Technology — and the wider availability of language learning tools — is one reason Dutch now seems more within my grasp. Before embarking on a journey with Rosetta Stone Dutch lessons, I looked at many good options, including Pimsleur and some free on-line courses, one of which — memrise — I’m using as a vocabulary supplement. I chose Rosetta Stone because I wanted to learn what the language looked like, as well as sounded like, given that I am a more natural writer than speaker. It also includes a microphone to practice speaking and provides access to a certain number of live, on-line sessions with a coach. It’s patterned after the way one learns language naturally … with no explicit grammar lessons (which I confess, as an adult, I do miss, but that’s part of the challenge!). I’m sure other language learning tools are also very good, just different.

People usually want to know why one is learning a new language … especially one deemed as impractical as Dutch, which is spoken, apparently, by only about 23 million people in the world. I am doing it because, as I said, I love languages … and I hope to go to the Netherlands some time … and it would be cool to read my great-great grandfather’s letters as he wrote them … and frankly, simply because it was my ancestors’ language, and as a family history buff, I’m odd like that.
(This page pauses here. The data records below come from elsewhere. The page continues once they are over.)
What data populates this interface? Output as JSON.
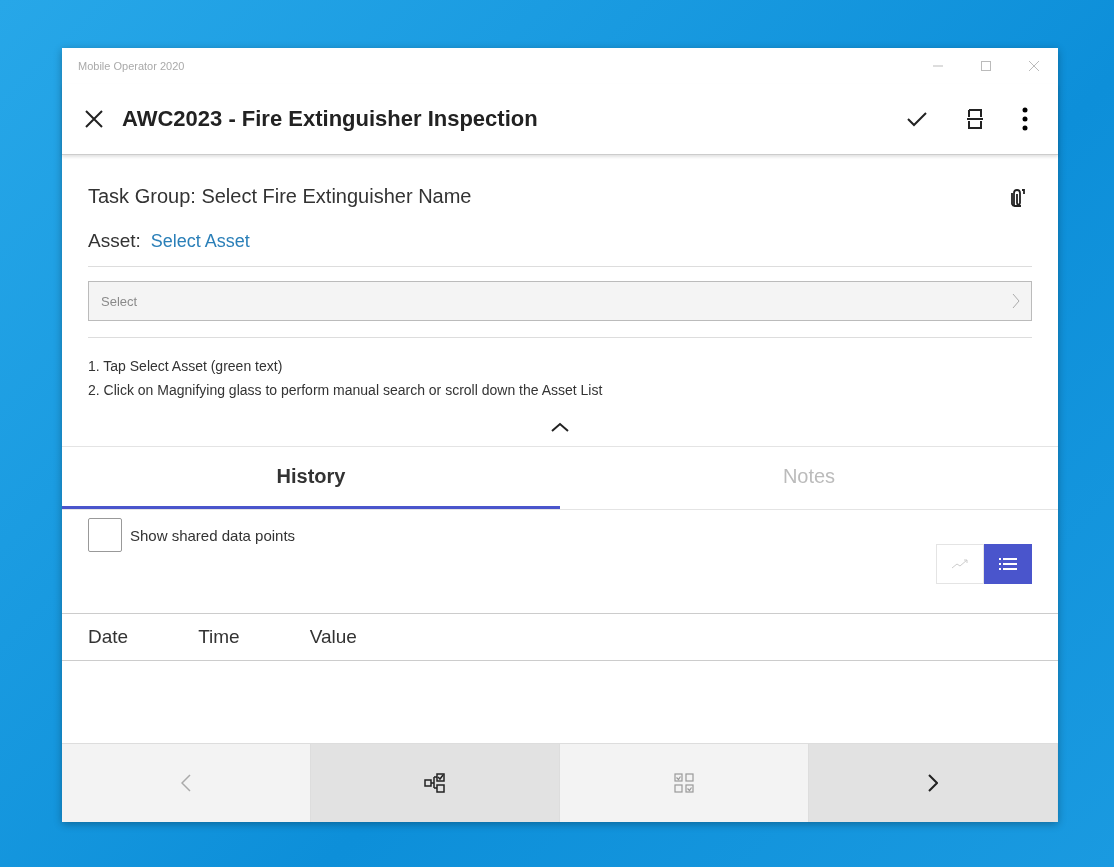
{
  "window": {
    "title": "Mobile Operator 2020"
  },
  "header": {
    "title": "AWC2023 - Fire Extinguisher Inspection"
  },
  "task_group": "Task Group: Select Fire Extinguisher Name",
  "asset": {
    "label": "Asset:",
    "link": "Select Asset"
  },
  "asset_select": {
    "placeholder": "Select"
  },
  "instructions": [
    "1. Tap Select Asset (green text)",
    "2. Click on Magnifying glass to perform manual search or scroll down the Asset List"
  ],
  "tabs": [
    {
      "label": "History",
      "selected": true
    },
    {
      "label": "Notes",
      "selected": false
    }
  ],
  "shared_points": {
    "label": "Show shared data points",
    "checked": false
  },
  "view_toggle": [
    {
      "kind": "chart",
      "selected": false
    },
    {
      "kind": "list",
      "selected": true
    }
  ],
  "columns": [
    "Date",
    "Time",
    "Value"
  ],
  "nav": [
    {
      "kind": "prev",
      "disabled": true
    },
    {
      "kind": "tree",
      "disabled": false
    },
    {
      "kind": "grid",
      "disabled": true
    },
    {
      "kind": "next",
      "disabled": false
    }
  ]
}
A few of my reasons are practical, most of them hugely impractical. And yet … it’s been a rewarding challenge so far … just getting started.
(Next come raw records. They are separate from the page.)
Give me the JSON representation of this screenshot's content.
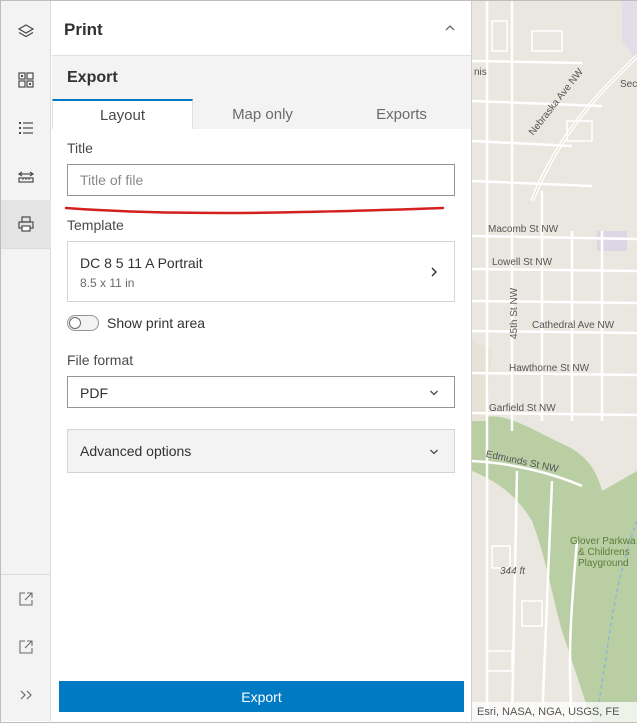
{
  "panel": {
    "title": "Print",
    "subheader": "Export",
    "tabs": [
      {
        "label": "Layout",
        "active": true
      },
      {
        "label": "Map only",
        "active": false
      },
      {
        "label": "Exports",
        "active": false
      }
    ],
    "title_field": {
      "label": "Title",
      "placeholder": "Title of file",
      "value": ""
    },
    "template": {
      "label": "Template",
      "name": "DC 8 5 11 A Portrait",
      "size": "8.5 x 11 in"
    },
    "show_print_area": {
      "label": "Show print area",
      "checked": false
    },
    "file_format": {
      "label": "File format",
      "value": "PDF"
    },
    "advanced_options": {
      "label": "Advanced options"
    },
    "export_button": "Export"
  },
  "rail": {
    "icons": [
      "layers-icon",
      "basemap-gallery-icon",
      "legend-icon",
      "measure-icon",
      "print-icon",
      "launch-icon",
      "launch-icon-2",
      "expand-icon"
    ],
    "active": "print-icon"
  },
  "map": {
    "labels": {
      "nis": "nis",
      "sec": "Sec",
      "nebraska": "Nebraska Ave NW",
      "macomb": "Macomb St NW",
      "lowell": "Lowell St NW",
      "st45": "45th St NW",
      "cathedral": "Cathedral Ave NW",
      "hawthorne": "Hawthorne St NW",
      "garfield": "Garfield St NW",
      "edmunds": "Edmunds St NW",
      "glover1": "Glover Parkwa",
      "glover2": "& Childrens",
      "glover3": "Playground",
      "elevation": "344 ft"
    },
    "attribution": "Esri, NASA, NGA, USGS, FE"
  },
  "colors": {
    "accent": "#007ac2",
    "annotation": "#d42020",
    "park": "#b7cfa0"
  }
}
Next up … Norwegian … even more obscure, with fewer tools available. To keep from confusing my nascent Dutch, I’m starting with a simple list of common Norwegian vocabulary words on memrise … to prepare for when my Dutch is more secure and I can take on the full challenge of learning the language of my Nordic ancestors as well.

This entry was posted in NETHERLANDS, RESEARCH PROCESS and tagged , . Bookmark the permalink.

11 Responses to Learning their language

  1. This is fabulous! If I knew Dutch I could read those old documents that belong to my ancestors! But, of course, most Dutch today speak English as well as I do!

    • ljhlaura says:

      It’s a great point — English is now more widespread — which, of course, makes this an even more impractical indulgence! 🙂 It’s a rewarding one, though, and I’m looking forward to being able to read the language better …

  2. My grandmother is Dutch and after spending 3 months in the Netherlands last year, I am now taking weekly Dutch classes while also using Rosetta Stone as another resource. People always ask me why I am learning such an impractical language too. I fell in love with the Netherlands while I lived there, and along with my Dutch ancestry, I have the motivation and passion to return and work there someday!
    Veel success met nederlands leren 🙂

    • ljhlaura says:

      Dankuwel … appreciate the comments! I hope you get your wish and best of luck with your Dutch classes … Live classes probably remain the best way to learn …. sounds like you are learning a lot … Perhaps I will be able to say all of that elegantly in Dutch some day. 🙂

  3. vanbraman says:

    I know a bit of Dutch, but not much. I am much better with German.

  4. Jana Last says:

    This is wonderful! Good for you! Please let us know how you’re doing with learning Dutch. I wish my mom had taught me Portuguese. She was born in Brazil, as were her parents. I heard it spoken around me when my grandparents visited us. I also wish I knew how to speak Swedish. My paternal grandmother spoke Swedish even though she was born in the U.S. Her parents were born in Sweden. And then there’s Norwegian. That’s another language that would be helpful to learn for my family history research. Please keep us updated on your progress learning that language as well. 🙂

  5. Sheryl says:

    It sounds like a wonderful adventure to learn Dutch.